When Shakespeare bestows the name Michael Cassio on a character in Othello he would doubtless have been aware of some distinguised antecedents, including his friend Michael Drayton and two other authors whom he did not know personally but was fond of reading, Michel de Montaigne and Miguel Cervantes. Less immediately, several historical persons of the name, perhaps most notably the Emperor Michael Palaeologus, are mentioned in a number of early modern texts. Michael does not seem to have been a common name in England, and it was also a name not much found in plays, or at least not in extant ones. In this essay I focus on three plays in which characters called Michael appear, Arden of Faversham, Othello, and The Knight of the Burning Pestle, and I shall argue that each draws in one way or another on one or more of the inherently paradoxical associations held by the name Michael in the early modern period, which suggested simultaneously money and sanctity, corporeality and spirituality, and past and future. All three of these Michaels, whether unwillingly or unwittingly, have the same effect of either causing or participating in the disruption of domestic relationships and the pitting of family members against each other.
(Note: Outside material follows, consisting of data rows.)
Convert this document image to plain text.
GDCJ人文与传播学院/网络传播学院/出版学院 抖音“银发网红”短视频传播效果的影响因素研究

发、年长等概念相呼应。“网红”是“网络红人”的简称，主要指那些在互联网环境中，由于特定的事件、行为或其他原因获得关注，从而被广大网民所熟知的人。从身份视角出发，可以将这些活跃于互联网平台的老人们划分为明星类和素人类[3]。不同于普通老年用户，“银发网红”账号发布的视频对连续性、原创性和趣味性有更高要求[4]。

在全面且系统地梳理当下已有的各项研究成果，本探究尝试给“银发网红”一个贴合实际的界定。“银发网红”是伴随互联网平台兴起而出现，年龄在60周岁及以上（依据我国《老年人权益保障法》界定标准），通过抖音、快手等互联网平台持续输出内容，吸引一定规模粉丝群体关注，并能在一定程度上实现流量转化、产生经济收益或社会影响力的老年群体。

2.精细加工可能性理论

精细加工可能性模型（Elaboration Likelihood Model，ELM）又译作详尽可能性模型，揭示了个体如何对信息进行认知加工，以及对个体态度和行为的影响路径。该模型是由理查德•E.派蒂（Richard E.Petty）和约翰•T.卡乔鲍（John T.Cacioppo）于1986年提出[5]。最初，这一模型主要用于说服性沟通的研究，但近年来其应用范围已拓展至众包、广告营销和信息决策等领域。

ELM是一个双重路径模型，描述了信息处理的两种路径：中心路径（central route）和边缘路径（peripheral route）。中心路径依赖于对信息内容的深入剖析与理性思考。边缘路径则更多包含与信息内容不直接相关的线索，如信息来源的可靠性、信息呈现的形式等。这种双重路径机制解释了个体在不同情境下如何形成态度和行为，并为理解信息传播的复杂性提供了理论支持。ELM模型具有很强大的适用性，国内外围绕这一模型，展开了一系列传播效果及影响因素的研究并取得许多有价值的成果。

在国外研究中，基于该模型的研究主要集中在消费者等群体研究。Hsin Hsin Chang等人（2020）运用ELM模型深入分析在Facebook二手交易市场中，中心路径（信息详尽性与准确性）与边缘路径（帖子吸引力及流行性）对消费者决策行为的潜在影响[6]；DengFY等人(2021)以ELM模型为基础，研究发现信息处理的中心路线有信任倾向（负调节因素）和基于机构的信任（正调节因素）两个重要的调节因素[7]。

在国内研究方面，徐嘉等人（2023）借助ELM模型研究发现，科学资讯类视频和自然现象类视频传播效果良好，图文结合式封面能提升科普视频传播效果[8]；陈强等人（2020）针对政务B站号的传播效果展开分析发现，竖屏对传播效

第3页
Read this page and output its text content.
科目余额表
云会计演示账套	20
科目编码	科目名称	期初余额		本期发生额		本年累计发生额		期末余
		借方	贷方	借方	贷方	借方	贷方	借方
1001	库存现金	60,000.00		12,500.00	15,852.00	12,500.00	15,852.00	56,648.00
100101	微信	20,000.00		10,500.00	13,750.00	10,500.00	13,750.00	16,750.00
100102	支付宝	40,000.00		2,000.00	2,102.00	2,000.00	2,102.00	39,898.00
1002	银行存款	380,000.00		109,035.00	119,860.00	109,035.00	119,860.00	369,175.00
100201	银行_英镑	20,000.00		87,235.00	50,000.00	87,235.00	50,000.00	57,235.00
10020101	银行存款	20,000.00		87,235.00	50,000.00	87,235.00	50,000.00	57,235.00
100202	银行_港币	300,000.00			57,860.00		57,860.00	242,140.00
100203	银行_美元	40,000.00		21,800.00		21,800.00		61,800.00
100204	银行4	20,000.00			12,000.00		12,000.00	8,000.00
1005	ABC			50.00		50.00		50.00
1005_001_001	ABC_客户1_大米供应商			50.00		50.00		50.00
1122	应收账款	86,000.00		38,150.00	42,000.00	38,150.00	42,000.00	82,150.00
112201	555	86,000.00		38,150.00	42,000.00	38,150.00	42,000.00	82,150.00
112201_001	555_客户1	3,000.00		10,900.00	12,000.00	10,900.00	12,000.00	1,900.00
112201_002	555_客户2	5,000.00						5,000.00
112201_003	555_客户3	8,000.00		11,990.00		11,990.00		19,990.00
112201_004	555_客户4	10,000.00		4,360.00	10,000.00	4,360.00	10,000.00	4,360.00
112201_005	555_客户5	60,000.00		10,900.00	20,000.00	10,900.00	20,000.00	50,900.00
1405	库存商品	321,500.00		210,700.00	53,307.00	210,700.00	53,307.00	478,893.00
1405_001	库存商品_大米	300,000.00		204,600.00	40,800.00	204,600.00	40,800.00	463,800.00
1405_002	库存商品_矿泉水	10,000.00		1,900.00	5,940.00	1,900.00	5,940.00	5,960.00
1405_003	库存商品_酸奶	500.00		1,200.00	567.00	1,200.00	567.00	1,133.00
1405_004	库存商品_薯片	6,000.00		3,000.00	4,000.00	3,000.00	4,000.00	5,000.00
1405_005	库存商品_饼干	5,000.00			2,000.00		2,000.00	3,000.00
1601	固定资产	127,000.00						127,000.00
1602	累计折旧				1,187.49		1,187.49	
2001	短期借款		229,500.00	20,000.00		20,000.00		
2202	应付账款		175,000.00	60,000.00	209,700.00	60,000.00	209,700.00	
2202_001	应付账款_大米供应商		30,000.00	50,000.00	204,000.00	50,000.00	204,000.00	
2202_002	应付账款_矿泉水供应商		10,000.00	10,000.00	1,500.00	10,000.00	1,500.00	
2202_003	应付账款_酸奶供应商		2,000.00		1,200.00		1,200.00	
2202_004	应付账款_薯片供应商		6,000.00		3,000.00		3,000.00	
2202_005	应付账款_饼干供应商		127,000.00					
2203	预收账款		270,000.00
In their own very different ways, each of these three characters could be seen as emblematising or underlining the effect of sin in the home, and also perhaps as drawing attention to the dual nature of humans as having both a mortal (social, familial, and material) life and an immortal soul, in something of the same way as Michael’s strange status as both saint and archangel makes him eligible to be simultaneously understood both as someone who was once alive and as an entity always wholly spiritual.